Et je suis sérieux. Je m’écroulerai en deux secondes si je bois à ton rythme.

— Je viendrai aussi ! lança Curuni avec un grand sourire.

Comme je venais de le dire, à peu près tous les élèves actuels de notre salle d’armes étaient des petits, et tous ceux qui en étaient sortis y avaient été pendant leur enfance. Instructeurs et élèves partageaient des liens étroits, mais j’avais eu étonnamment peu d’occasions de parler d’autre chose que d’art de l’épée.

— Ouais… murmurai-je. Ça m’plaît bien, se rassembler autour d’une table avec tout le monde comme ça.

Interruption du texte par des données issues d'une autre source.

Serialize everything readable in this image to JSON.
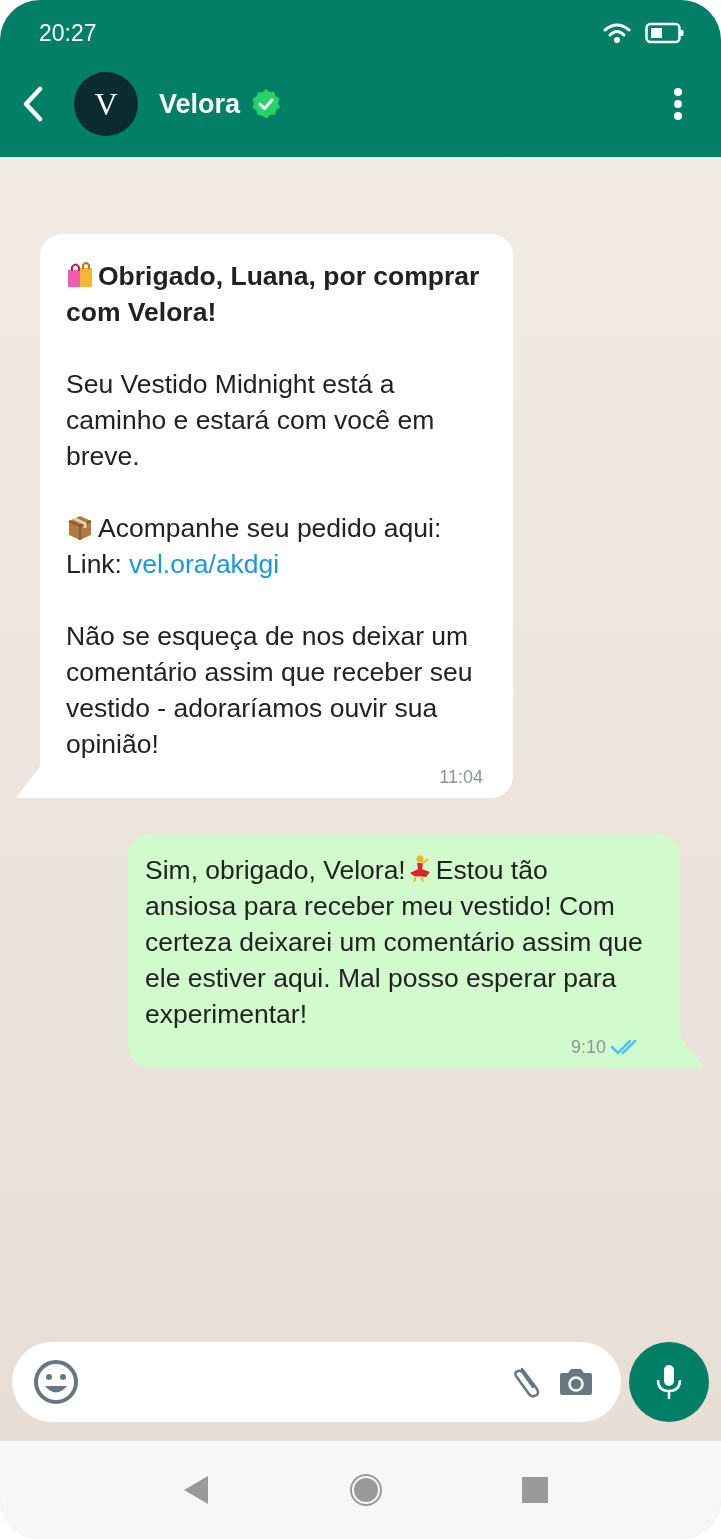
{
  "status_bar": {
    "time": "20:27"
  },
  "header": {
    "avatar_letter": "V",
    "name": "Velora",
    "verified": true
  },
  "messages": [
    {
      "kind": "received",
      "time": "11:04",
      "parts": [
        {
          "kind": "heading",
          "text": "Obrigado, Luana, por comprar com Velora!"
        },
        {
          "kind": "text",
          "text": "Seu Vestido Midnight está a caminho e estará com você em breve."
        },
        {
          "kind": "track",
          "text": "Acompanhe seu pedido aqui:",
          "link_label": "Link:",
          "link": "vel.ora/akdgi"
        },
        {
          "kind": "text",
          "text": "Não se esqueça de nos deixar um comentário assim que receber seu vestido - adoraríamos ouvir sua opinião!"
        }
      ]
    },
    {
      "kind": "sent",
      "time": "9:10",
      "read": true,
      "text_before": "Sim, obrigado, Velora!",
      "text_after": "Estou tão ansiosa para receber meu vestido! Com certeza deixarei um comentário assim que ele estiver aqui. Mal posso esperar para experimentar!"
    }
  ]
}
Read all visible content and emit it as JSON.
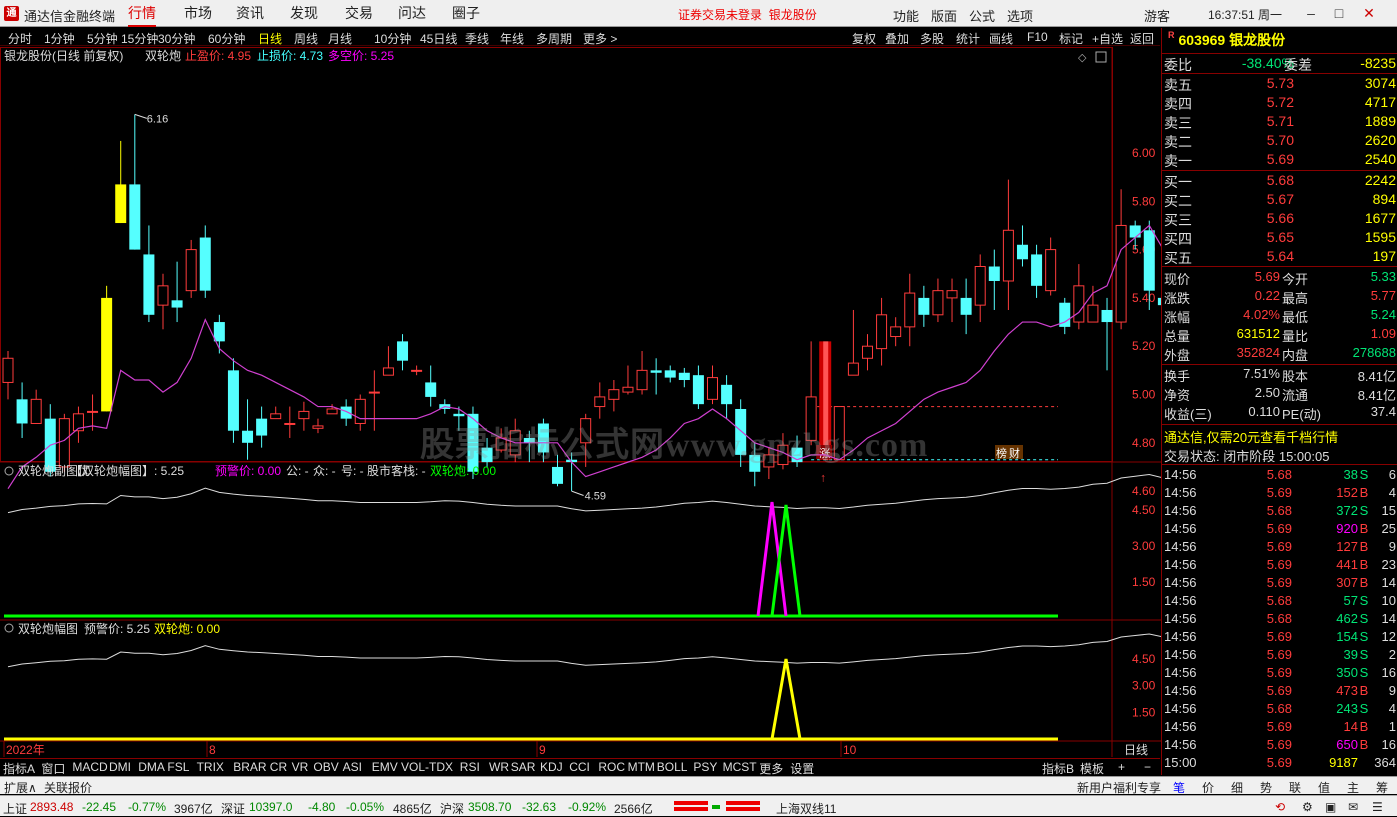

Boire jusqu’au bout de la nuit avec mes anciens élèves… C’était une autre manière d’être avec eux. Il était difficile de veiller sur les enfants de ma salle d’armes jusqu’à ce qu’ils soient des adultes accomplis. Ils avaient tous leurs objectifs et leurs vies, et je n’avais aucune intention de les attacher à ce trou perdu pour toujours. Cependant, maintenant que j’en avais retrouvé quelques-uns, je me disais que rien n’irait me foudroyer pour espérer de telles retrouvailles. Il y a de quoi me réjouir, ici, dans la capitale. Quand mon père m’avait chassé de la maison, j’étais au bout du rouleau, mais ce n’était pas si mauvais que ça.

— Allons, sieur Beryl. Mangeons et buvons jusqu’au bout de la nuit ! s’exclama Henblitz en croquant dans le poulet rôti qui venait d’arriver.

— D’accord. L’occasion est rare pour moi, j’en profiterai.

Il aurait été absurde de s’interroger sur les manières ou la dignité des chevaliers habituellement si nobles de l’Ordre de Liberion à un moment pareil. Ils le savaient bien et se lâchaient comme il faut. Je décidai de simplement profiter de la soirée. Comme je l’ai dit, c’était une occasion rare.

— Henblitz, railla Allucia, — essaie de ne pas faire trop le goinfre.

— Je n’ai pas envie d’entendre ça de votre bouche, ma Commandeure. — Vous en êtes à combien de chopes, là ?

— Il est malavisé de chipoter sur de menus détails…

J’éclatai d’un grand rire.

— Ha ha ha ha ! Allucia, qu’est-ce que tu changes vite de ton !

— Aaah ! C’était ma viande ! cria Curuni.

— Commande-en d’autre, dit Allucia.

— C’est vous qui me l’avez chipée ! Je voulais ! La ! Manger ! Tout de suite ! Bon sang !

— Ha ha ha ha !

Mon hilarité déborda, et ainsi, cette soirée animée et joyeuse passa en un éclair.